Questo lavoro di interdisciplinarietà non può che essere svolto su livelli diversi, che convergano, tuttavia, su quell’autocomprensione del soggetto che si dà una possibilità di cura.

Noi siamo quotidianamente a contatto con persone a cui, nella relazione d’aiuto, diamo ascolto. Un ascolto che è educativo nella misura in cui dà all’altro la possibilità di una trasformazione, anche nel dolore e nella sofferenza.

In quanto soggetto che si pone a contatto con l’Altro, non sono semplicemente colui che riceve le sue parole, che possono essere modulate su differenti registri emotivi.

Sono il soggetto che in quello specifico momento è intimo compartecipe della richiesta altrui di essere presenza. Anche questa è cura.

Vorrei rinviare ad un articolo di C. Castelfranchi [16], che accomuna due termini a noi molto vicini: riabilitazione e speranza. Egli sostiene che in un approccio non medico, il concetto e la pratica della riabilitazione sono necessariamente cura, poiché questo fare rompe (epistemologicamente) con il concetto tradizionale di cura. Questo approccio «..capovolge il cliché tradizionale della cura di ciò che è la follia, che è una cura di parole: è un approccio che non si basa esclusivamente o prevalentemente sulle parole e sui simboli, e che dice che quindi il problema non è semplicemente un problema simbolico.»[17]

Vi sono tutta una serie di fattori che concorrono alla comprensione dell’essere come soggetto che è nella dimensione della Cura (die Sorge)[18]: è in questa dimensione che il nostro intervento diviene agire e fare educativo nella misura in cui siamo noi stessi i portatori di una speranza pedagogicamente fondata.[19]

 


[6] Rinvio all’originarietà del senso greco di tale termine, dove arte è poieusi, ossia creazione.

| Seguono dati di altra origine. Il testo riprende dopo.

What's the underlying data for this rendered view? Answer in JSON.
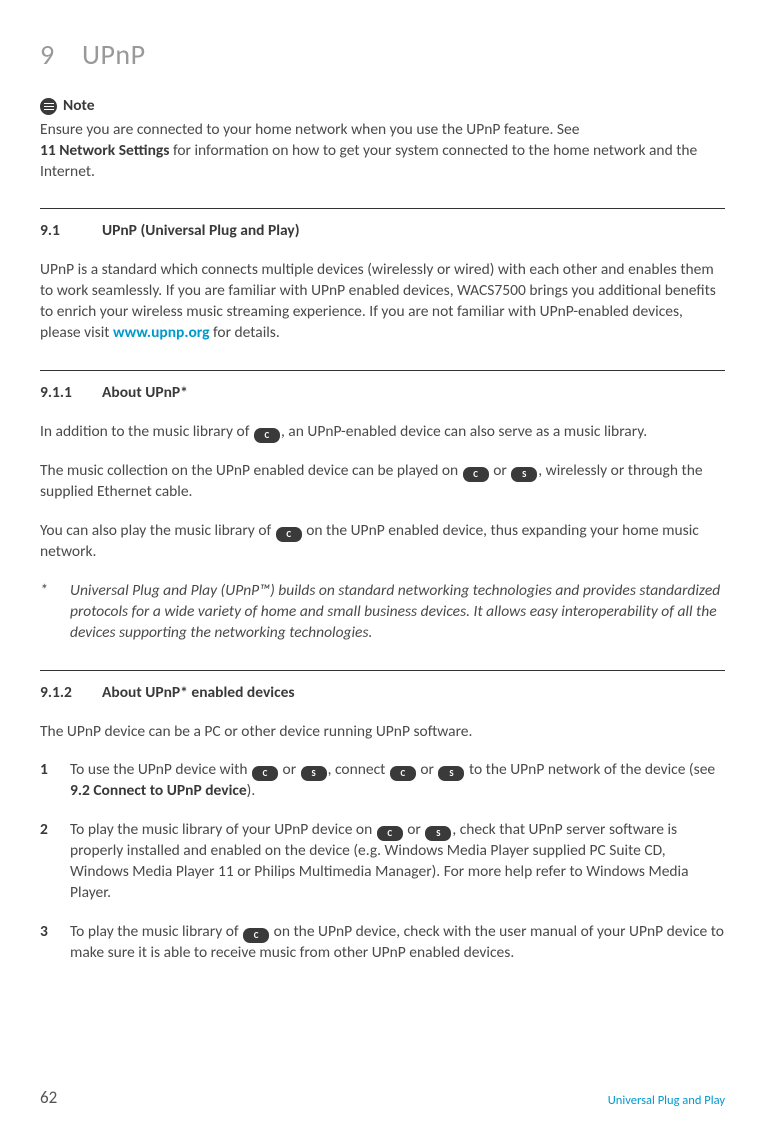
{
  "chapter": {
    "number": "9",
    "title": "UPnP"
  },
  "note": {
    "label": "Note",
    "line1": "Ensure you are connected to your home network when you use the UPnP feature. See",
    "boldRef": "11 Network Settings",
    "line2": " for information on how to get your system connected to the home network and the Internet."
  },
  "s91": {
    "num": "9.1",
    "title": "UPnP (Universal Plug and Play)",
    "p_a": "UPnP is a standard which connects multiple devices (wirelessly or wired) with each other and enables them to work seamlessly. If you are familiar with UPnP enabled devices, WACS7500 brings you additional benefits to enrich your wireless music streaming experience. If you are not familiar with UPnP-enabled devices, please visit ",
    "link": "www.upnp.org",
    "p_b": " for details."
  },
  "s911": {
    "num": "9.1.1",
    "title": "About UPnP*",
    "p1_a": "In addition to the music library of ",
    "p1_b": ", an UPnP-enabled device can also serve as a music library.",
    "p2_a": "The music collection on the UPnP enabled device can be played on ",
    "p2_b": " or ",
    "p2_c": ", wirelessly or through the supplied Ethernet cable.",
    "p3_a": "You can also play the music library of ",
    "p3_b": " on the UPnP enabled device, thus expanding your home music network.",
    "footnote_star": "*",
    "footnote": "Universal Plug and Play (UPnP™) builds on standard networking technologies and provides standardized protocols for a wide variety of home and small business devices. It allows easy interoperability of all the devices supporting the networking technologies."
  },
  "s912": {
    "num": "9.1.2",
    "title": "About UPnP* enabled devices",
    "intro": "The UPnP device can be a PC or other device running UPnP software.",
    "i1": {
      "n": "1",
      "a": "To use the UPnP device with ",
      "b": " or ",
      "c": ", connect ",
      "d": " or ",
      "e": " to the UPnP network of the device (see ",
      "bold": "9.2 Connect to UPnP device",
      "f": ")."
    },
    "i2": {
      "n": "2",
      "a": "To play the music library of your UPnP device on ",
      "b": " or ",
      "c": ", check that UPnP server software is properly installed and enabled on the device (e.g. Windows Media Player supplied PC Suite CD, Windows Media Player 11 or Philips Multimedia Manager). For more help refer to Windows Media Player."
    },
    "i3": {
      "n": "3",
      "a": "To play the music library of ",
      "b": " on the UPnP device, check with the user manual of your UPnP device to make sure it is able to receive music from other UPnP enabled devices."
    }
  },
  "badges": {
    "C": "C",
    "S": "S"
  },
  "footer": {
    "page": "62",
    "section": "Universal Plug and Play"
  }
}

[7] D. Demetrio, Educatori di professione, Milano, La Nuova Italia, 1990, pp. 49-55.

[8] Ibidem, pp. 44-45.

[9] Per comprendere questi aspetti è fondamentale indagare continuamente i sentimenti che ci mostrano il nostro manifestarci all’Altro e come questi si ponga nei nostri confronti. Utili mi paiono le definizioni di transfert e controtransfert per designare anche pedagogicamente le istanze che affettivamente l’Altro ci porta e l’investimento verso di noi. Si veda, in proposito, L. Longhin, La supervisione: origini, significato e funzione, in G. Scaratti, O. Fusè, A. Bertani, (a cura di), La supervisione dell’educatore professionale. Per una identità nel lavoro, Milano, Franco Angeli, 1999, pp. 91-107.

[10] Mi piace rinviare a un’immagine di Paul Klee, «Il clown», recentemente esposta a Torino, ad una mostra dedicata al pittore.

[11] Comunicazione fatta da D. Demetrio al Convegno «Educare stanca?», organizzato dalla rivista Encyclopaideia e Paideutika il 28 Ottobre 2000 a Torino.

[12] J. Hillman, Saggi sul puer, trad. it. Milano, Raffaello Cortina Editore, 1988.

[13] Naturalmente, vasta è la produzione legata a questo tema, specie se la si lega a nomi quali D.W. Winnicott, Masud R. Khan, S. Resnik, J. Hillman, per poi passare a terapeuti più vicini ad un orientamento fenomenologico o antropoanalitico, F. Basaglia, E. Borgna, U. Galimberti, M. Trevi. Un elenco, questo, come si diceva, che vuole solo far intravedere l’ampiezza della riflessione a questo aspetto dedicata.

[14] R. Massa, Dalla scienza pedagogica alla clinica della formazione, in Istituzioni di pedagogia e scienze dell’educazione, Bari, Laterza, 1990, pp. 561-593.

[15] Ibidem, p. 583.

[16] C. Castelfranchi, Riabilitazione come pedagogia del potere, in F. Coffinardi (a cura di), La riabilitazione della psichiatria, Métis, Lanciano, 1993, pp. 53-78.

[17] Ibidem, p. 55.

[18] M. Heidegger, Essere e Tempo, trad. it. Milano, Longanesi, 1976. Il concetto di Cura percorre l’intera opera di M. Heidegger. Egli la ritiene il motivo fondante che permette all’Esserci (cioè, l’uomo) di ritrovarsi dopo aver percorso l’oscurità originaria (ed inevitabile) dell’angoscia (cfr. p. 227 e segg.).